Thanksgiving in Canada is said to have been inspired by Fist Nations people giving thanks to The Mother for crops, game and all the Earth provides. Modern Canadian Thanksgiving was first celebrated 43 years before American Thanksgiving according to historian Alison Nagy. In the late 1500’s and early 1600s, French settlers and Mi’kmaq held feasts of thanksgiving which is where the Mi’kmaq introduced the French to cranberries as “les petites rouges”. Since then, cranberries have played a central role in our holiday traditions.
Cranberry sauce and jelly have been around for decades, first being canned by Mr. Urann in 1912 under his company name “Ocean Spray Preserving Company”. Today Ocean Spray sells 70 million cans of cranberry sauce! Pretty amazing given how easy it is to make!
Last year I profiled a wonderful cranberry sauce recipe from Canadian Living which uses apple juice to help with the sweetness reducing the sugar. I love this recipe and will make again this year. Having cranberry sauce in the pantry is handy year-round. It’s great with turkey, chicken, vegetable casseroles, pot pies, sandwiches, and even mixed with mustard for a fondue dip. But what’s trending this year?
In the recent edition of Cook’s Illustrated magazine, they focused on cranberry relish as an alternative to traditional cranberry sauce. Their recipe used raw cranberries with oranges or clementines. For long-term storage, I found this flavourful recipe by Topp & Howard for cranberry, apple, and pear relish with a hint of orange. It is excellent.
Cranberry Apple Pear Relish
This relish is a lovely compliment to turkey, but it is also good for glazing oven roasted carrots or parsnips. I’ve used it to top baked sweet potato rounds as an appetizer. Get trending this holiday and try cranberry relish instead of, or in addition to cranberry sauce!
Ingredients
- 3 cups fresh or frozen cranberries
- 3 apples, peeled, cored, and chopped
- 2 pears, peeled, cored, and chopped
- 1.5 cups golden raisins
- 2 cups granulated sugar
- 1 cup orange juice
- 2 TBSP grated orange rind
- 2 tsp cinnamon & ¼ tsp nutmeg
- ½ orange liqueur (optional)
Instructions
In a Dutch oven, combine fruits, raisins, sugar, orange juice & rind, cinnamon, and nutmeg.
Bring to a boil.
Reduce heat and boil gently for about 25 – 30 minutes, stirring occasionally, until the mixture thickens.

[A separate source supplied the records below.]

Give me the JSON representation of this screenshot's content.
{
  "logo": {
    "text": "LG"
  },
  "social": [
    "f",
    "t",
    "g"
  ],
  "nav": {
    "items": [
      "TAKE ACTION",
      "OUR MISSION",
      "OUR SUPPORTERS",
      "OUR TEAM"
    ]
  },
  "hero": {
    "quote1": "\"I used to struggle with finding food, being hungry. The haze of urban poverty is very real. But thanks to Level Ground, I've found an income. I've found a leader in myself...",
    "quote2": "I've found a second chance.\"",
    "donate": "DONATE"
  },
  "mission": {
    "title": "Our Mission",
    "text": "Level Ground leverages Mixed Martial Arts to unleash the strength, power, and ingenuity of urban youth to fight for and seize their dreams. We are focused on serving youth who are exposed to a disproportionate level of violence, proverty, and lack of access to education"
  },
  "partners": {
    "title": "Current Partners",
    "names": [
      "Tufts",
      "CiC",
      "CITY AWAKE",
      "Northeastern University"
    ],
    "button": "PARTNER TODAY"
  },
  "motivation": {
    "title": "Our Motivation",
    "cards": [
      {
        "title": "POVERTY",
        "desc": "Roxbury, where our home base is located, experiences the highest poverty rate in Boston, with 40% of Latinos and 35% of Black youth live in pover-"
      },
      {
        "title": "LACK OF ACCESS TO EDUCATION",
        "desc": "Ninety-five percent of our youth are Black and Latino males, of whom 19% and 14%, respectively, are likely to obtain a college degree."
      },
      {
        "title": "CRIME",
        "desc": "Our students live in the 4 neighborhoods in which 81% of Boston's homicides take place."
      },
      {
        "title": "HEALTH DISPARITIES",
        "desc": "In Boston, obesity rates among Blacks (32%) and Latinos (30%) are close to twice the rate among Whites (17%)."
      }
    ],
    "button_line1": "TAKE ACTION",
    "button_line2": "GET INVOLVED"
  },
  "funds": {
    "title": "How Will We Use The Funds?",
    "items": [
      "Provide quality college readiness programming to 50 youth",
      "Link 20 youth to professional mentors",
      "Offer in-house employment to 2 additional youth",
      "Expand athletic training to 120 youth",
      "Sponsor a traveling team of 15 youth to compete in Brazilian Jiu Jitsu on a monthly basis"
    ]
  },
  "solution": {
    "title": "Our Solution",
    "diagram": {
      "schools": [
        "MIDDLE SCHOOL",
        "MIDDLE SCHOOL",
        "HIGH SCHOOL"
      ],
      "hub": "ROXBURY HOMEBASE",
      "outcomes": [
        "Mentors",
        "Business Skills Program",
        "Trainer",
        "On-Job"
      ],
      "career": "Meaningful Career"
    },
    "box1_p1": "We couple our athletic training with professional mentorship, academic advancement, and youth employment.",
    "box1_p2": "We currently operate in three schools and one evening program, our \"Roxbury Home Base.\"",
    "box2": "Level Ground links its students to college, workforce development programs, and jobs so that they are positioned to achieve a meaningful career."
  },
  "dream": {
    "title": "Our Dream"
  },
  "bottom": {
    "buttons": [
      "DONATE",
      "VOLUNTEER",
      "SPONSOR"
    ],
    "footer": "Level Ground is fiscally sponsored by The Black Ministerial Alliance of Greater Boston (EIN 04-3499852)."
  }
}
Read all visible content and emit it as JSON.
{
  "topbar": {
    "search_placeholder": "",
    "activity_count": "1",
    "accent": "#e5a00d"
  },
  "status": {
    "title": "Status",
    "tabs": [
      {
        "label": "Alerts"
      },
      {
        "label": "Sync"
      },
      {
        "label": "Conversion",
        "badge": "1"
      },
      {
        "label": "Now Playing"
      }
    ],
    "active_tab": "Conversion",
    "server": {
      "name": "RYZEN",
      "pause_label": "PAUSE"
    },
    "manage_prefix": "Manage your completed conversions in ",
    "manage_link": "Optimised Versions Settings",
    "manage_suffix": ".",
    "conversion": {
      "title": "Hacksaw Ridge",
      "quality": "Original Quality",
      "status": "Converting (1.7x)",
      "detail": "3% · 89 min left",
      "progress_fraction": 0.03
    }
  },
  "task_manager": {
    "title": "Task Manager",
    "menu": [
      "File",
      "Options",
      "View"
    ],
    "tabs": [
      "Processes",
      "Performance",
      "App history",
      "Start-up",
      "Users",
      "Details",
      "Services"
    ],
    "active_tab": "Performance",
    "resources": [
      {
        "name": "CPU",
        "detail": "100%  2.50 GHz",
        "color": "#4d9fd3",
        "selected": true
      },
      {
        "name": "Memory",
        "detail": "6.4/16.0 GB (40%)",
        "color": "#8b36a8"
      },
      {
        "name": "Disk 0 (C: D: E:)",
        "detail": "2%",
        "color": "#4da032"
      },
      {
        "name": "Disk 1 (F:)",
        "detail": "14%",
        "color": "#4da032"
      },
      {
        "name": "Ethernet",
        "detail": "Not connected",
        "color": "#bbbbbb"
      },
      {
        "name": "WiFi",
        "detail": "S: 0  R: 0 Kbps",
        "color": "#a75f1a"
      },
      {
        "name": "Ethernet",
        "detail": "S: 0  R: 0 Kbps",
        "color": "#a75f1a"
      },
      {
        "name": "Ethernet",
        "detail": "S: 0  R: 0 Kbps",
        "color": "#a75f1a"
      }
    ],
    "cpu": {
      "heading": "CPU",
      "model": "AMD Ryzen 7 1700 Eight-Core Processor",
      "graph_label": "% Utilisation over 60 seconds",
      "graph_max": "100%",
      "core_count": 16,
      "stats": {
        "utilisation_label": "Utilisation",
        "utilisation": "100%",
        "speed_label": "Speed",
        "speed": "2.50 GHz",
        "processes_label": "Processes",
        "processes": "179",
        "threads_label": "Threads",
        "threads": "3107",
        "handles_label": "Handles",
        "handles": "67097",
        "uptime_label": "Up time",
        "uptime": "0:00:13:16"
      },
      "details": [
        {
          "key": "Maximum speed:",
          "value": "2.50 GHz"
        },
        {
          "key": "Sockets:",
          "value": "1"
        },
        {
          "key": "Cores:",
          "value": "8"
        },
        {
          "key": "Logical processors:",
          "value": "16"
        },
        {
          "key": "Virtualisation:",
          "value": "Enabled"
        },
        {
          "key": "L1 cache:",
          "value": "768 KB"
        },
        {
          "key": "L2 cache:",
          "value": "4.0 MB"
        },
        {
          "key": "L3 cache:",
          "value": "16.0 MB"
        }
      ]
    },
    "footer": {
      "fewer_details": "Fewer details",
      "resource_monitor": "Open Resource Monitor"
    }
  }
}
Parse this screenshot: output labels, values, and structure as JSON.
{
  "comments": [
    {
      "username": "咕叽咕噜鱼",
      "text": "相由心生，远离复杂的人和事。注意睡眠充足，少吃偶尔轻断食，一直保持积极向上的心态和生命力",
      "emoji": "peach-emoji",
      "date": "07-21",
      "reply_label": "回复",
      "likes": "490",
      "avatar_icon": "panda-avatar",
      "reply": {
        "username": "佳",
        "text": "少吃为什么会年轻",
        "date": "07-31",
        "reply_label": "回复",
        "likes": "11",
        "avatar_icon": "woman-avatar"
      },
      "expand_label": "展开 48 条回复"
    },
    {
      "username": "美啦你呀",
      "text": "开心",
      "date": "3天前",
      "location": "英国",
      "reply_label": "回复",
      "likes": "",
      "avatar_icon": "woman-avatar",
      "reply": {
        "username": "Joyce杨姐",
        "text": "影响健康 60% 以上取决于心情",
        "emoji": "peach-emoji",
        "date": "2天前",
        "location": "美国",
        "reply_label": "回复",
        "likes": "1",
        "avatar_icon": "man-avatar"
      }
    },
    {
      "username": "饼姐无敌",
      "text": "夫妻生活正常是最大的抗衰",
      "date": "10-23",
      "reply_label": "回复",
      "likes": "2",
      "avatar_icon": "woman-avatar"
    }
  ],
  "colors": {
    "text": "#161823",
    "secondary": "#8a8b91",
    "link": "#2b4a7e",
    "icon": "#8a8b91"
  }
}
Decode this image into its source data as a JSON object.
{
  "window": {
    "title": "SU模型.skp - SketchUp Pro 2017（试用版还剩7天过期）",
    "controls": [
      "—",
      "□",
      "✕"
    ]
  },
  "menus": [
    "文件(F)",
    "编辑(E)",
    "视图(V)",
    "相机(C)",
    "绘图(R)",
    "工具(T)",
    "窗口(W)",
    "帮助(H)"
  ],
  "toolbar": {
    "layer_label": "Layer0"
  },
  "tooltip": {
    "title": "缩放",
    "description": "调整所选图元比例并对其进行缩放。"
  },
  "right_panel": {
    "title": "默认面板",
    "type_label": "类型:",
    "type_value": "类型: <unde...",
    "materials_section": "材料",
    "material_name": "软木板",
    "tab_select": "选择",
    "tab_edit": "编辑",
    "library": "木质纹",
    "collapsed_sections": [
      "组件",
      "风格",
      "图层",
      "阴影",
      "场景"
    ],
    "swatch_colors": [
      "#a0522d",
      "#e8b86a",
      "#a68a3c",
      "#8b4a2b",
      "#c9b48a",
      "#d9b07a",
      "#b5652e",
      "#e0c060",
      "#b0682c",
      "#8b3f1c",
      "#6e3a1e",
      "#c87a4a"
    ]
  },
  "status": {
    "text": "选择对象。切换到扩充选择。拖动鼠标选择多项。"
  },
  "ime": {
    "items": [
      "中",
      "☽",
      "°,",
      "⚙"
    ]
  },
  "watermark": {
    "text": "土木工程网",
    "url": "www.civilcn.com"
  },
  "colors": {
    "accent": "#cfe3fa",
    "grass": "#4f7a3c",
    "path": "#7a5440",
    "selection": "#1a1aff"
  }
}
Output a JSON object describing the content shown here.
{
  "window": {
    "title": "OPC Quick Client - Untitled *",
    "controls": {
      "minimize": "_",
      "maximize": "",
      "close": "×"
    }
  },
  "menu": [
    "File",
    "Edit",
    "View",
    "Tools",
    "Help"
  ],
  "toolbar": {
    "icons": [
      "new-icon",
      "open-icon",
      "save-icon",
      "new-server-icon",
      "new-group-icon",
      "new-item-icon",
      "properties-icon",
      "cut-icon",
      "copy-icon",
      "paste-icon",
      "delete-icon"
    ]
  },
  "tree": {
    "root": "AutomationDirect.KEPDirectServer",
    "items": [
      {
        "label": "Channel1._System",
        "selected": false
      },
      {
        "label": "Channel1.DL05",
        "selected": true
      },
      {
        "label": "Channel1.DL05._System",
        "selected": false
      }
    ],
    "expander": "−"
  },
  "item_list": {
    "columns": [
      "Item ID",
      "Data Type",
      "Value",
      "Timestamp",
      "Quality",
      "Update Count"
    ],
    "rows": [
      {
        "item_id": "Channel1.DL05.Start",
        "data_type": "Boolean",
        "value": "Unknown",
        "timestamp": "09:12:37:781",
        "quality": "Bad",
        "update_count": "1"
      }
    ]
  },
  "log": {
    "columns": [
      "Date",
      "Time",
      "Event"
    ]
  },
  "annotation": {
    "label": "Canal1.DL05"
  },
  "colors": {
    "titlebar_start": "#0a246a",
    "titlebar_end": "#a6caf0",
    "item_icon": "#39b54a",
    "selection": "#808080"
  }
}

Remove from heat and stir in liqueur if using.
Ladle into hot 250ml jars leaving a ½ headspace.
Remove air bubbles and adjust headspace.
Apply lids and rings to clean rims and tighten to “finger-tip” tight.
Process in a boiling water bath or atmospheric steam canner for 10 for 250ml jars and 15 minutes for 500ml jars, adjusting for altitude.